As we speak, at least 10 State Governors are on the war-path with their predecessors. From the very beginning, we must remain resolute that Edo State cannot fall into that category.
Whoever wants to match wet soil must learn to throw water ahead. The rest of this piece will be devoted to examining some of the obvious rifts between incumbent governors and their predecessors with a view to avoiding the inherent pitfalls.
Never say never. Enter the Kebbi State Governor, Atiku Bagudu and his predecessor, Saidu Dakingari: Dakingari of the PDP fell out with many PDP chieftains in the State prior to the party’s primaries. He vowed never to hand over to Bagudu who was also a PDP member at the time.
Bagudu lost the party’s primaries and 24 hours later, he defected to the APC where he emerged the party’s candidate. He later won the governorship election and since then, the duo cannot be left in the same room.
Conflicts are inevitable. Even in the small chamber, the mouth, the tongue and the teeth are the closest neighbours. They still quarrel; and when they quarrel, they settle. When a man who has been loyal to you for long offends you, you must talk it over with him and let life continue.
Transparency is golden. Sometimes, the excessive love for money can drive a wedge between two friends. Kano State is one of the very few States in our current democratic experiment, where a governor has been succeeded by his erstwhile deputy. To the outside world, former Governor Rabiu Musa Kwankwaso could never have found a more loyal follower than his deputy, Dr. Umar Ganduje. They were together for the two terms.
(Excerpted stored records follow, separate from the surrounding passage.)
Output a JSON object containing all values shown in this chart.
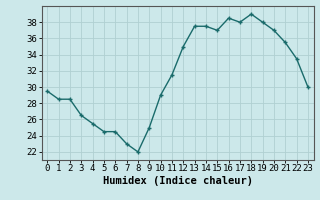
{
  "x": [
    0,
    1,
    2,
    3,
    4,
    5,
    6,
    7,
    8,
    9,
    10,
    11,
    12,
    13,
    14,
    15,
    16,
    17,
    18,
    19,
    20,
    21,
    22,
    23
  ],
  "y": [
    29.5,
    28.5,
    28.5,
    26.5,
    25.5,
    24.5,
    24.5,
    23.0,
    22,
    25,
    29,
    31.5,
    35,
    37.5,
    37.5,
    37,
    38.5,
    38,
    39,
    38,
    37,
    35.5,
    33.5,
    30
  ],
  "line_color": "#1a6b6b",
  "marker": "+",
  "bg_color": "#cce8ea",
  "grid_color": "#b0d0d2",
  "axis_color": "#555555",
  "tick_color": "#000000",
  "xlabel": "Humidex (Indice chaleur)",
  "ylim": [
    21,
    40
  ],
  "xlim": [
    -0.5,
    23.5
  ],
  "yticks": [
    22,
    24,
    26,
    28,
    30,
    32,
    34,
    36,
    38
  ],
  "xticks": [
    0,
    1,
    2,
    3,
    4,
    5,
    6,
    7,
    8,
    9,
    10,
    11,
    12,
    13,
    14,
    15,
    16,
    17,
    18,
    19,
    20,
    21,
    22,
    23
  ],
  "xlabel_fontsize": 7.5,
  "tick_fontsize": 6.5,
  "line_width": 1.0,
  "marker_size": 3.5
}
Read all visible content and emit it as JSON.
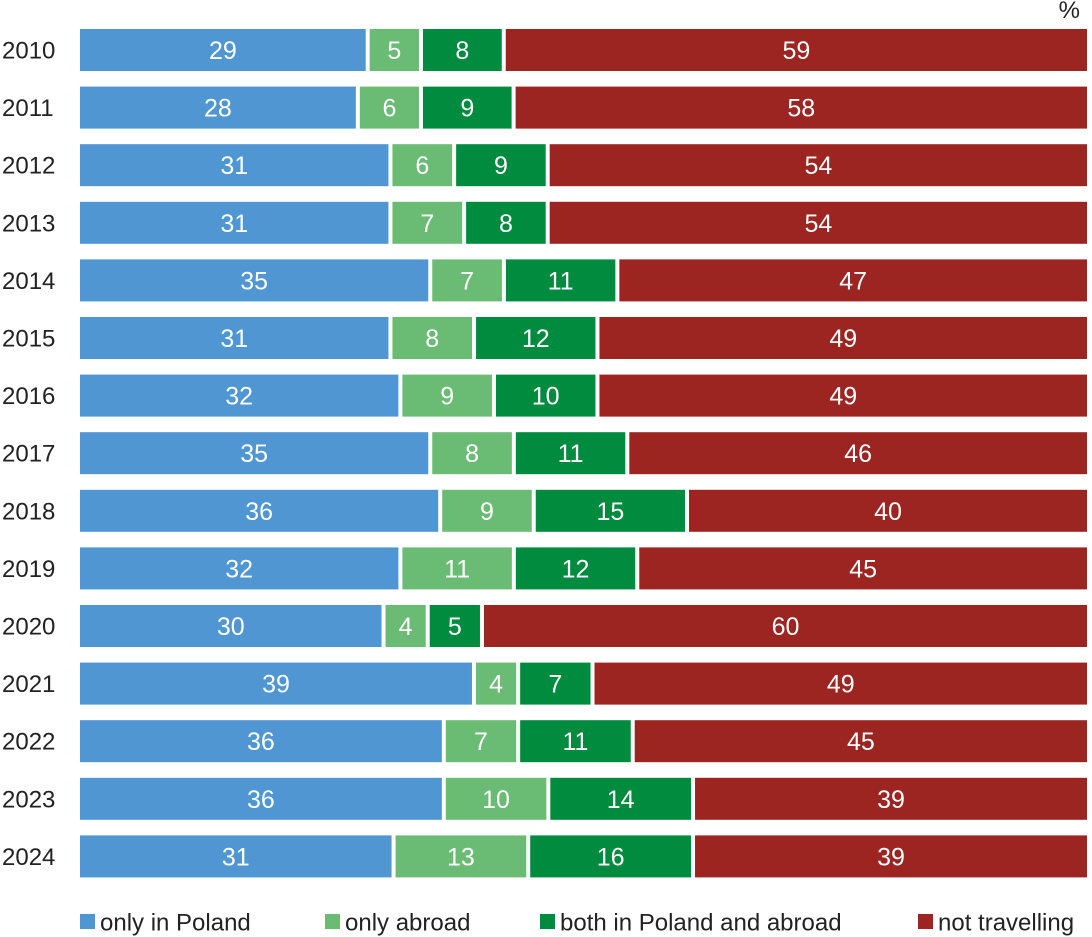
{
  "chart_data": {
    "type": "bar",
    "orientation": "horizontal",
    "stacked": true,
    "unit": "%",
    "categories": [
      "2010",
      "2011",
      "2012",
      "2013",
      "2014",
      "2015",
      "2016",
      "2017",
      "2018",
      "2019",
      "2020",
      "2021",
      "2022",
      "2023",
      "2024"
    ],
    "series": [
      {
        "name": "only in Poland",
        "color": "#4f96d2",
        "values": [
          29,
          28,
          31,
          31,
          35,
          31,
          32,
          35,
          36,
          32,
          30,
          39,
          36,
          36,
          31
        ]
      },
      {
        "name": "only abroad",
        "color": "#6abb73",
        "values": [
          5,
          6,
          6,
          7,
          7,
          8,
          9,
          8,
          9,
          11,
          4,
          4,
          7,
          10,
          13
        ]
      },
      {
        "name": "both in Poland and abroad",
        "color": "#008b3e",
        "values": [
          8,
          9,
          9,
          8,
          11,
          12,
          10,
          11,
          15,
          12,
          5,
          7,
          11,
          14,
          16
        ]
      },
      {
        "name": "not travelling",
        "color": "#9c2421",
        "values": [
          59,
          58,
          54,
          54,
          47,
          49,
          49,
          46,
          40,
          45,
          60,
          49,
          45,
          39,
          39
        ]
      }
    ],
    "legend_position": "bottom",
    "grid": false
  }
}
Anyone who saw the duo anywhere in their immaculate white apparel always with the red cap to match could have sworn that nothing on earth could ever go wrong between them. But today, they are at daggers-drawn. Listen to Ganduje’s recent outburst: “I have decided to let the cat out of the bag… For one year, Kwankwaso did not pay a single kobo as tuition fees for our students abroad. Right now, Kano State owes those students N3 billion….” With a bit of transparency, the problem here would have been obviated.
Don’t live and let die: The case of Anambra State is rather pathetic.
Former Governor Peter Obi got a standing ovation across the world when he announced that he was leaving N75 billion cash in the till. His successor, Willie Obianor, was yet gnashing his teeth on how he would preside over the disbursement of N75 billion wind-falls.
Meanwhile, traditional rulers, labour leaders, contractors, and other stakeholders were quick to brand Obianor as wicked for not wanting to freely spend the huge amount left by his predecessor.
Little did anyone know that what Peter Obi called cash-in-hand were basically investment in stocks, bonds and other non-performing equities arranged by Obi in his final days in office; long-term uncompleted assets that will not earn cash until they are completed; various sums spent in rehabilitating federal roads in the State for which re-imbursements may come in the distant future; computation of the State’s share of the Excess Crude Account contributed as capital to the Nigerian Sovereign Wealth Fund in 2010, etc.
Again, Obi left a financial burden of N185 billion for contracts awarded in the final hours of his tenure.
Obianor had to cry out and that today is the source of the conflict between him and Obi.
As frightening as the foregoing cases may be, the cut-throat rivalry between the Rivers State Governor, Nyesom Wike, and his predecessor, Rotimi Amaechi, fritters all of them into insignificance.
Translated to the Edo State situation, the APC must immediately begin to see the impending war of succession for what it is – a war between the APC and the PDP! The worst same-party successor is better than the best opposition successor.
For Edo State APC, it is not too early to invite Harry Song to add one stanza to his Reggae and Blues:
Fight the battle, fight the war… I do, I do
Win the battle, win the war… I do, I do.